On the left, debates around a government-provided basic income have gained a new prominence lately, especially in parts of Europe and North America. Much of the momentum behind the push for a basic income derives from the fear that automation will soon make many job obsolete, rendering workers will be unable to earn a wage. In the Boston Review, Brishen Rogers, a law professor at at Temple University in Philadelphia, shifts the emphasis of the basic-income argument, suggesting that a basic income necessary not so much to protect people form unemployment, but rather to protect them from from precarious and poorly paid employment. Here’s an excerpt:
This account changes the case for a basic income. Many of today’s basic income proponents are libertarians and view the policy as a means of compensating losers, or as an excuse to repeal wage per hour or collective bargaining laws. Few are concerned about public goods, workers’ and capital owners’ entitlements within the firm, the power of various social groups, the ability of workers to organize collectively, and the question of what constitutes good work, not just jobs.
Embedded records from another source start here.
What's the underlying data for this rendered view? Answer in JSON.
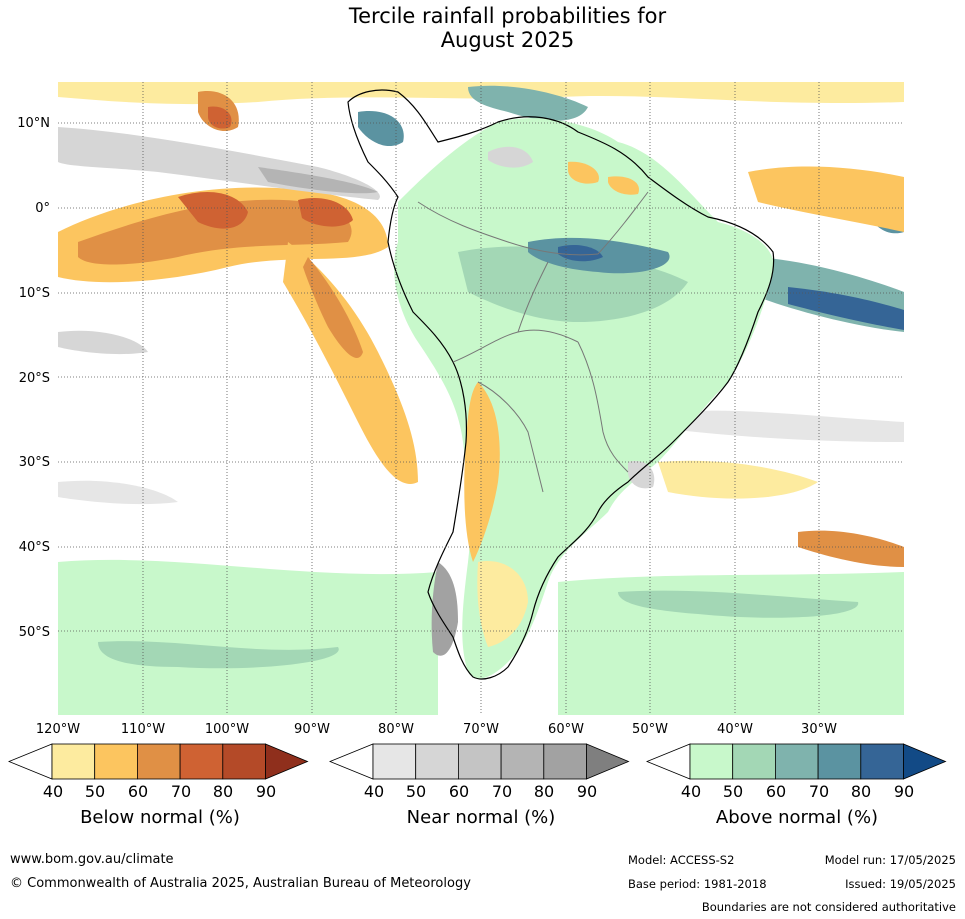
{
  "title": {
    "line1": "Tercile rainfall probabilities for",
    "line2": "August 2025"
  },
  "latitude_labels": [
    "10°N",
    "0°",
    "10°S",
    "20°S",
    "30°S",
    "40°S",
    "50°S"
  ],
  "longitude_labels": [
    "120°W",
    "110°W",
    "100°W",
    "90°W",
    "80°W",
    "70°W",
    "60°W",
    "50°W",
    "40°W",
    "30°W"
  ],
  "colorbars": [
    {
      "name": "Below normal (%)",
      "ticks": [
        "40",
        "50",
        "60",
        "70",
        "80",
        "90"
      ],
      "colors": [
        "#ffffff",
        "#fdeb9f",
        "#fcc55f",
        "#e09045",
        "#cf6233",
        "#b44a28",
        "#8f2f1c"
      ]
    },
    {
      "name": "Near normal (%)",
      "ticks": [
        "40",
        "50",
        "60",
        "70",
        "80",
        "90"
      ],
      "colors": [
        "#ffffff",
        "#e6e6e6",
        "#d6d6d6",
        "#c4c4c4",
        "#b4b4b4",
        "#a2a2a2",
        "#7f7f7f"
      ]
    },
    {
      "name": "Above normal (%)",
      "ticks": [
        "40",
        "50",
        "60",
        "70",
        "80",
        "90"
      ],
      "colors": [
        "#ffffff",
        "#c8f8cb",
        "#a3d7b5",
        "#7fb3ad",
        "#5b93a1",
        "#356596",
        "#124a86"
      ]
    }
  ],
  "footer": {
    "website": "www.bom.gov.au/climate",
    "copyright": "© Commonwealth of Australia 2025, Australian Bureau of Meteorology",
    "model": "Model: ACCESS-S2",
    "base_period": "Base period: 1981-2018",
    "model_run": "Model run: 17/05/2025",
    "issued": "Issued: 19/05/2025",
    "disclaimer": "Boundaries are not considered authoritative"
  }
}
An alternative case for basic income draws from classic commitments to social democracy, or an economic system in which the state limits corporate power, ensures a decent standard of living for all, and encourages decent work. In the social democratic view, however, a basic income would be only part of the solution to economic and social inequalities—we also need a revamped public sector and a new and different collective bargaining system. Indeed, without such broader reforms, a basic income could do more harm than good.